Allen keken thans rond en vroegen naar Ivanhoe; maar hij was

verdwenen. Men vernam eindelijk, dat een Jood naar hem gevraagd had,

en dat hij, na een kort gesprek met dezen, Gurth om zijne wapenrusting

geroepen en het kasteel verlaten had.

"Schoone nicht," zei Athelstane tegen Rowena, "kon ik denken, dat

deze, plotselinge verdwijning van Ivanhoe door eenige andere dan de

gewichtigste redenen veroorzaakt ware, dan zou ik zelf--"

Maar hij had nauwelijks haar hand laten varen, toen hij bemerkte,

dat Ivanhoe verdwenen was, of Rowena, die zich in de uiterste

verlegenheid bevond, had de eerste gelegenheid gebruikt om uit het

vertrek te ontsnappen.

"Waarachtig!" zei Athelstane, "de vrouwen zijn onder alle dieren het

minst te vertrouwen, behalve monniken en abten. Ik wil een ketter

zijn, als ik geen dank van haar verwachtte, en misschien nog wel een

kus. Deze vervloekte grafkleederen zijn zeker behekst, want iedereen

ontvlucht mij. Tot u wend ik mij, edele Koning Richard, met de gelofte

van getrouwheid, welke ik, als een getrouw onderdaan--"

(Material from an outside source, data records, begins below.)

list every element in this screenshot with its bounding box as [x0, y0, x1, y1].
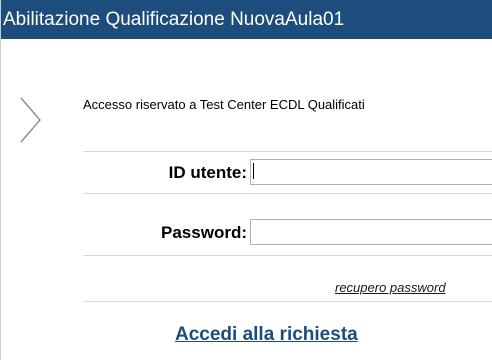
recover-password-link[interactable]: recupero password: [335, 280, 446, 295]
divider: [83, 151, 492, 152]
chevron-right-icon: [20, 97, 41, 143]
divider: [83, 193, 492, 194]
divider: [83, 301, 492, 302]
page-title: Abilitazione Qualificazione NuovaAula01: [1, 0, 492, 39]
password-input[interactable]: [250, 219, 492, 245]
user-id-label: ID utente:: [168, 163, 247, 182]
user-id-input[interactable]: [250, 159, 492, 185]
login-panel: Abilitazione Qualificazione NuovaAula01 …: [0, 0, 492, 360]
submit-request-link[interactable]: Accedi alla richiesta: [175, 324, 358, 346]
text-cursor: [253, 163, 254, 179]
access-notice: Accesso riservato a Test Center ECDL Qua…: [83, 97, 365, 112]
divider: [83, 255, 492, 256]
password-label: Password:: [161, 223, 247, 242]
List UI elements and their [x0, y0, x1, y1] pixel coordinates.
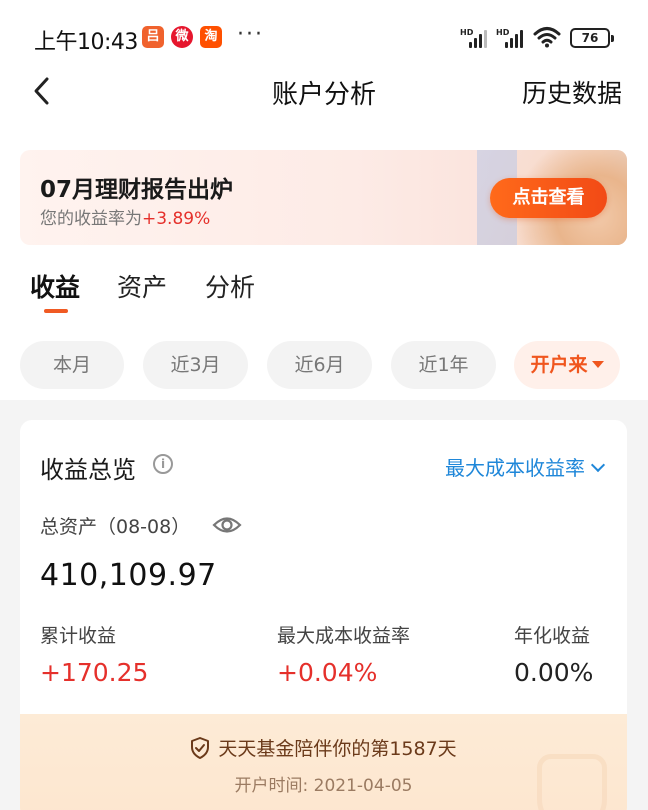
- status-bar: 上午10:43 吕 微 淘 ··· HD HD 76: [0, 0, 648, 70]
- max-cost-yield-value: +0.04%: [277, 658, 378, 687]
- account-open-date: 开户时间: 2021-04-05: [234, 776, 413, 796]
- signal-hd-icon-1: HD: [460, 28, 490, 48]
- yield-mode-selector[interactable]: 最大成本收益率: [445, 452, 606, 481]
- app-icon-1: 吕: [142, 26, 164, 48]
- companion-message: 天天基金陪伴你的第1587天: [20, 734, 627, 761]
- period-6-months[interactable]: 近6月: [267, 341, 372, 389]
- total-assets-value: 410,109.97: [40, 558, 217, 593]
- banner-rate: +3.89%: [142, 209, 211, 229]
- active-tab-indicator: [44, 309, 68, 313]
- signal-hd-icon-2: HD: [496, 28, 526, 48]
- taobao-icon: 淘: [200, 26, 222, 48]
- tab-earnings[interactable]: 收益: [30, 268, 80, 304]
- period-since-opening-label: 开户来: [530, 354, 588, 376]
- cumulative-earnings-value: +170.25: [40, 658, 149, 687]
- annualized-yield-value: 0.00%: [514, 658, 594, 687]
- more-notifications-icon: ···: [237, 22, 264, 47]
- history-data-link[interactable]: 历史数据: [522, 74, 622, 110]
- period-this-month[interactable]: 本月: [20, 341, 124, 389]
- companion-footer: 天天基金陪伴你的第1587天 开户时间: 2021-04-05: [20, 714, 627, 810]
- wifi-icon: [533, 27, 561, 48]
- chevron-down-icon: [590, 457, 606, 473]
- period-3-months[interactable]: 近3月: [143, 341, 248, 389]
- overview-title: 收益总览: [40, 456, 136, 484]
- tab-assets[interactable]: 资产: [117, 268, 167, 304]
- weibo-icon: 微: [171, 26, 193, 48]
- status-time: 上午10:43: [34, 30, 138, 55]
- max-cost-yield-label: 最大成本收益率: [277, 625, 411, 647]
- period-since-opening[interactable]: 开户来: [514, 341, 620, 389]
- eye-icon[interactable]: [212, 514, 242, 536]
- yield-mode-label: 最大成本收益率: [445, 456, 585, 480]
- earnings-overview-card: 收益总览 i 最大成本收益率 总资产（08-08） 410,109.97 累计收…: [20, 420, 627, 810]
- cumulative-earnings-label: 累计收益: [40, 625, 117, 647]
- annualized-yield-label: 年化收益: [514, 625, 591, 647]
- shield-check-icon: [191, 737, 210, 759]
- period-1-year[interactable]: 近1年: [391, 341, 496, 389]
- banner-subtitle-prefix: 您的收益率为: [40, 209, 142, 229]
- banner-subtitle: 您的收益率为+3.89%: [40, 204, 210, 229]
- view-report-button[interactable]: 点击查看: [490, 178, 607, 218]
- banner-title: 07月理财报告出炉: [40, 177, 234, 203]
- info-icon[interactable]: i: [153, 454, 173, 474]
- tab-analysis[interactable]: 分析: [205, 268, 255, 304]
- total-assets-label: 总资产（08-08）: [40, 516, 191, 538]
- report-banner[interactable]: 07月理财报告出炉 您的收益率为+3.89% 点击查看: [20, 150, 627, 245]
- battery-indicator: 76: [570, 28, 614, 48]
- dropdown-caret-icon: [591, 361, 604, 368]
- companion-days-text: 天天基金陪伴你的第1587天: [218, 738, 457, 760]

Maar Koning Richard was ook heengegaan en niemand wist

waarheen. Eindelijk hoorde men, dat hij naar het slotplein gevlogen

was, den Jood, die met Ivanhoe gesproken had, bij zich had laten

komen, en dat hij, na een kort gesprek met hem, driftig om zijn paard

geroepen, zich er op geworpen, den Jood gedwongen had een ander te

bestijgen, en met zooveel haast voortgereden was, dat, zooals Wamba

zei, het leven van den ouden Jood geen duit waard was.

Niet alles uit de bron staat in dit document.